Our next stop was at Vigan, a well-built town, many of whose houses are of stone. We reached the town in a motor-car, passing through well cultivated fields of maguey. The mountains, rising abruptly from the coastal plain, are here cut by the famous Abra de Vigan, a conspicuous gap serving as a land-mark to the mariner for miles. And it is the custom to take a ride of many hours up the pass, and then come down the rapids in two, on bamboo rafts built for the purpose. This is a most exciting trip; alas! we had to be contented with an account of it! But Vigan itself was worth the trouble of going ashore; its churches and monasteries are extensive, dignified of appearance, and far less dilapidated than is unfortunately so frequently the case elsewhere in the Islands.

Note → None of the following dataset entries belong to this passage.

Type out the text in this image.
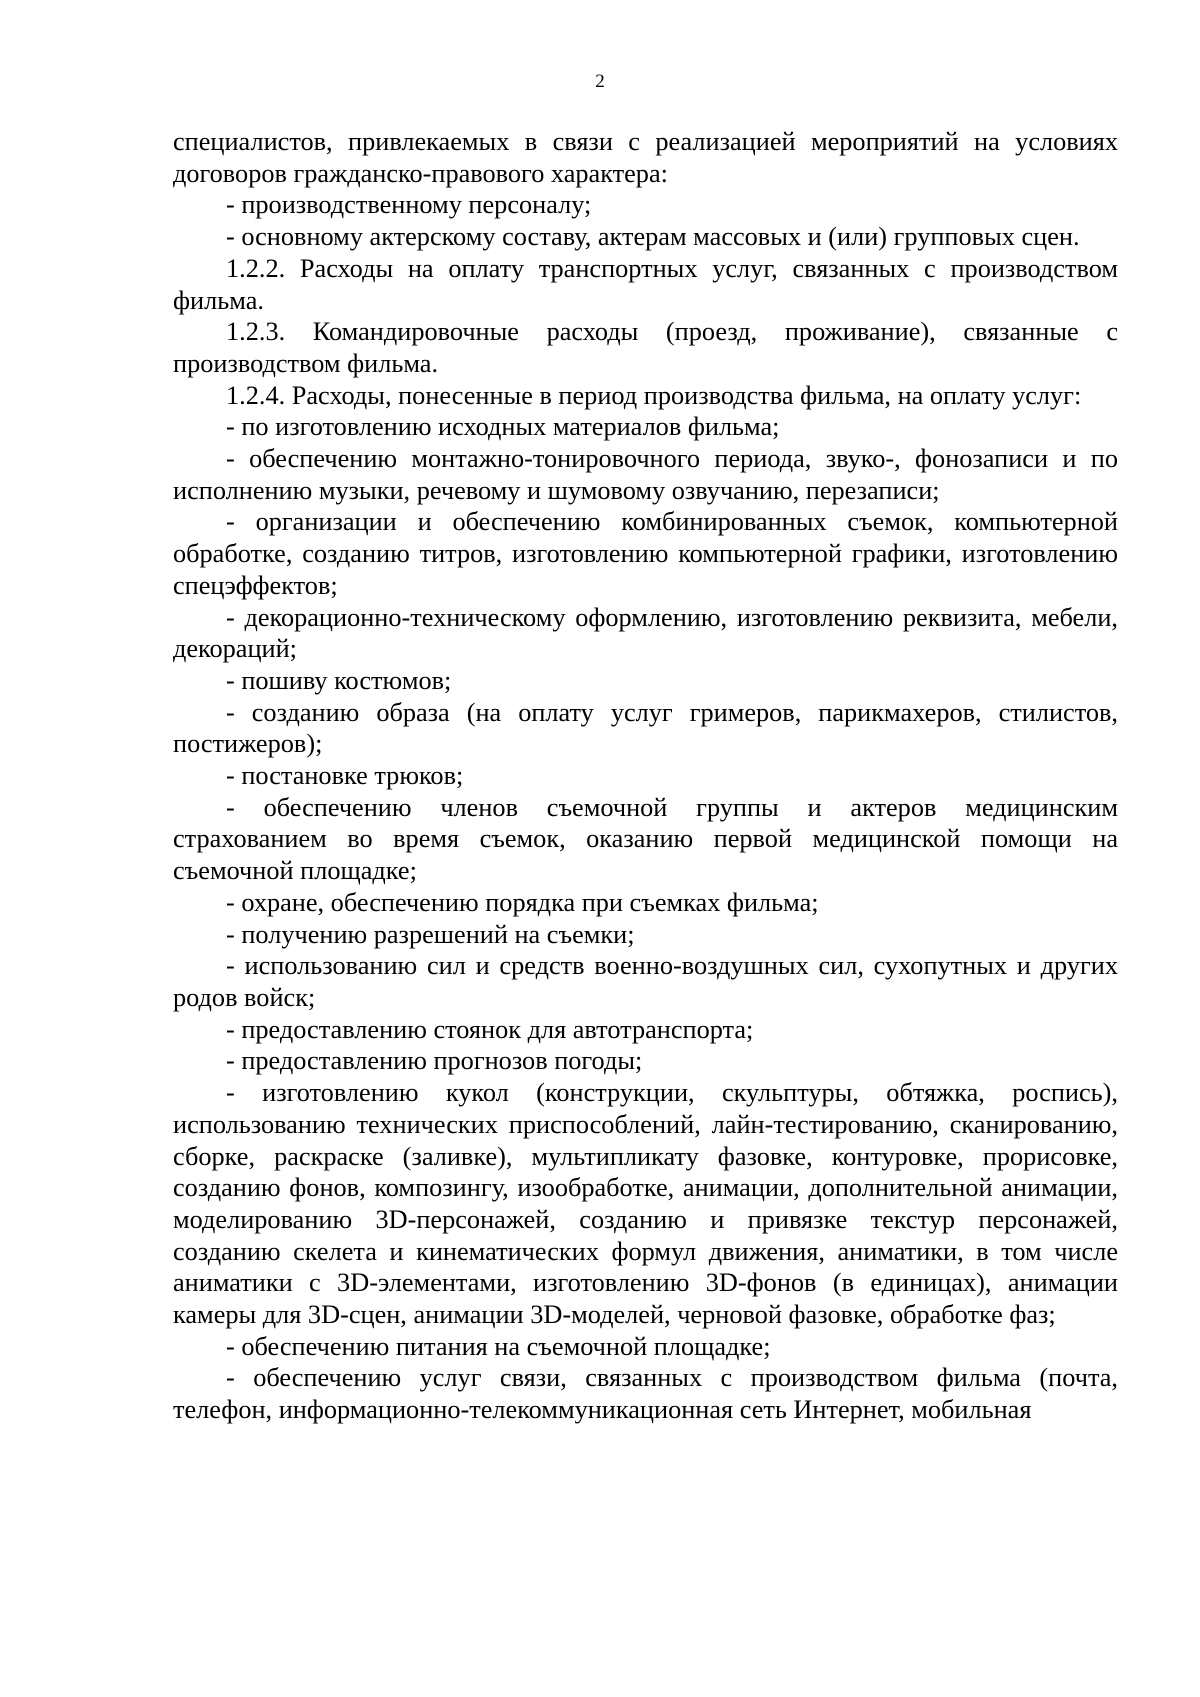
2

специалистов, привлекаемых в связи с реализацией мероприятий на условиях договоров гражданско-правового характера:

- производственному персоналу;

- основному актерскому составу, актерам массовых и (или) групповых сцен.

1.2.2. Расходы на оплату транспортных услуг, связанных с производством фильма.

1.2.3. Командировочные расходы (проезд, проживание), связанные с производством фильма.

1.2.4. Расходы, понесенные в период производства фильма, на оплату услуг:

- по изготовлению исходных материалов фильма;

- обеспечению монтажно-тонировочного периода, звуко-, фонозаписи и по исполнению музыки, речевому и шумовому озвучанию, перезаписи;

- организации и обеспечению комбинированных съемок, компьютерной обработке, созданию титров, изготовлению компьютерной графики, изготовлению спецэффектов;

- декорационно-техническому оформлению, изготовлению реквизита, мебели, декораций;

- пошиву костюмов;

- созданию образа (на оплату услуг гримеров, парикмахеров, стилистов, постижеров);

- постановке трюков;

- обеспечению членов съемочной группы и актеров медицинским страхованием во время съемок, оказанию первой медицинской помощи на съемочной площадке;

- охране, обеспечению порядка при съемках фильма;

- получению разрешений на съемки;

- использованию сил и средств военно-воздушных сил, сухопутных и других родов войск;

- предоставлению стоянок для автотранспорта;

- предоставлению прогнозов погоды;

- изготовлению кукол (конструкции, скульптуры, обтяжка, роспись), использованию технических приспособлений, лайн-тестированию, сканированию, сборке, раскраске (заливке), мультипликату фазовке, контуровке, прорисовке, созданию фонов, композингу, изообработке, анимации, дополнительной анимации, моделированию 3D-персонажей, созданию и привязке текстур персонажей, созданию скелета и кинематических формул движения, аниматики, в том числе аниматики с 3D-элементами, изготовлению 3D-фонов (в единицах), анимации камеры для 3D-сцен, анимации 3D-моделей, черновой фазовке, обработке фаз;

- обеспечению питания на съемочной площадке;

- обеспечению услуг связи, связанных с производством фильма (почта, телефон, информационно-телекоммуникационная сеть Интернет, мобильная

Not the least interesting item of our very short stay was a visit to a new house, built and owned by an Ilokano, and equipped with the most recent American plumbing. The house itself happily was after the old Spanish plan, the only one really suited to this climate and latitude. But then the Ilokanos are the most businesslike and thrifty of all the civilized inhabitants: their migration to other parts, a movement encouraged of long date by the Spanish authorities, is one of the most hopeful present-day signs of the Archipelago, I was sorry to take my leave of Vigan; the place and its environs seemed full of interest. One more stop we made at San Fernando de Unión the following day, a clean-built town, but otherwise of no special characteristics. Here we met an officer of Constabulary that had been recently stationed at Lubuagan, who told us of coming suddenly one day upon a fight between two bodies of Kalingas, numbering twenty or twenty-five men each, and this in Lubuagan itself. According to our ideas, it was no fight at all, the champions of each side engaging in single combat, while the rest looked on and shouted, waiting their turn. One man had already been killed, his headless trunk lying on the ground. On the approach of the officer they all ran. Here, too, we heard from another Constabulary officer, that the insurrectos in 1898–1899 forced the Igorots to carry bells and other loot taken from the conventos and churches, and would shoot the cargadores if they stumbled or fell, or could go no farther under the weights they were carrying.